He added that the lack of attention hurt even more, because no one had ever told him that he was a bad player.
But in his final year of high school, Son had the chance of a lifetime.
Kim Kwang-soo, his current bench coach with the Bears and an alumnus of the same high school, recommended Son to a contemporary from his playing days, Kim Min-ho, who at that time was the founding manager of Dongeui University’s team in Busan.
Kim Kwang-soo, who owns the Korean baseball record for fewest errors by a second baseman in a season with two and for the longest errorless game streak of 63, is actually shorter than Son, listed at 168 centimeters. More than almost anyone in the game, he knows that a person’s height and his skill at baseball have nothing to do with each other.
Kim followed Son’s high school career closely, and told his friend Kim, “Look, try to see me in this kid. You won’t be disappointed.”
Son then made it to Dongeui’s fledgling squad, with the determination to prove wrong those who felt his height would prevent him from becoming a professional baseball player.
Son’s struggles to deal with prejudice about his stature brings to mind the similar situation faced by Kim Jae-park, arguably the nation’s best shortstop of all time. At 174 centimeters, Kim himself didn’t exactly cut an imposing figure, and with no other teams calling, he joined the Yeungnam University team in its premiere season.
Currenty the manager of the Hyundai Unicorns, Kim later said the one comment that hurt him the most was, “This guy is a good player, but he’s too small.”
Perhaps it shouldn’t come as surprise that when he was growing up, Son’s baseball idol was another relatively short player, Park Jung-tae, who at 174 centimeters won five Golden Gloves for second base during a 14-year career with the Lotte Giants that included a two-year rehabilitation stint because of a serious knee injury.
“I looked up to him because he wasn’t a tall player himself,” Son said of Park, whose aggressive style of play earned him the moniker “Tank.”
At Dongeui University, Son led the up-and-coming team so well that he attracted the attention of professional scouts.
The newfound interest in Son, however, didn’t translate into much in the beginning. No team drafted him after his graduation.
Undeterred, Son tried out for the Bears before the 2003 season and made the team as a practice squad player ― someone who mostly rides the benches during the season, and who plays catch with veteran players or even throws batting practice pitches on off-days.

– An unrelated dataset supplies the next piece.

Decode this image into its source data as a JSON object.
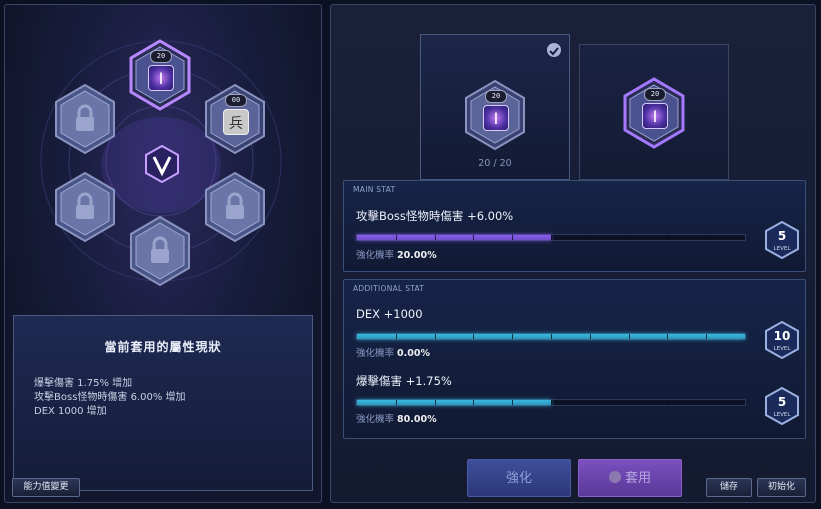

Son did appear in 59 games in 2003, hitting .220 in 141 at-bats. But it was his defensive abilities that opened the eyes of the coaches, who made him a full-time starter at shortstop the following season.
In 2004, Son represented the Bears in the All-Star game, and the culmination of his young, burgeoning career came at the end of this season with the Golden Glove honors.
“Ask young, short ball players who their favorite pro is,” said Yoon Hyuk, who recruited Son for the Bears, “most of them will say it’s Son Si-hun.”
From a little-known high school player and an undrafted university graduate to a practice squad player, an All-Star, and now a Golden Glove winner, Son has made leaps in his baseball career that once seemed impossible.
These achievements speak volumes about Son’s resiliency and relentlessness, perhaps even more so than about his baseball talent.
“You know, it’s like what Napoleon once said,” he continued. “Impossible is a word to be found only in the dictionary of fools.”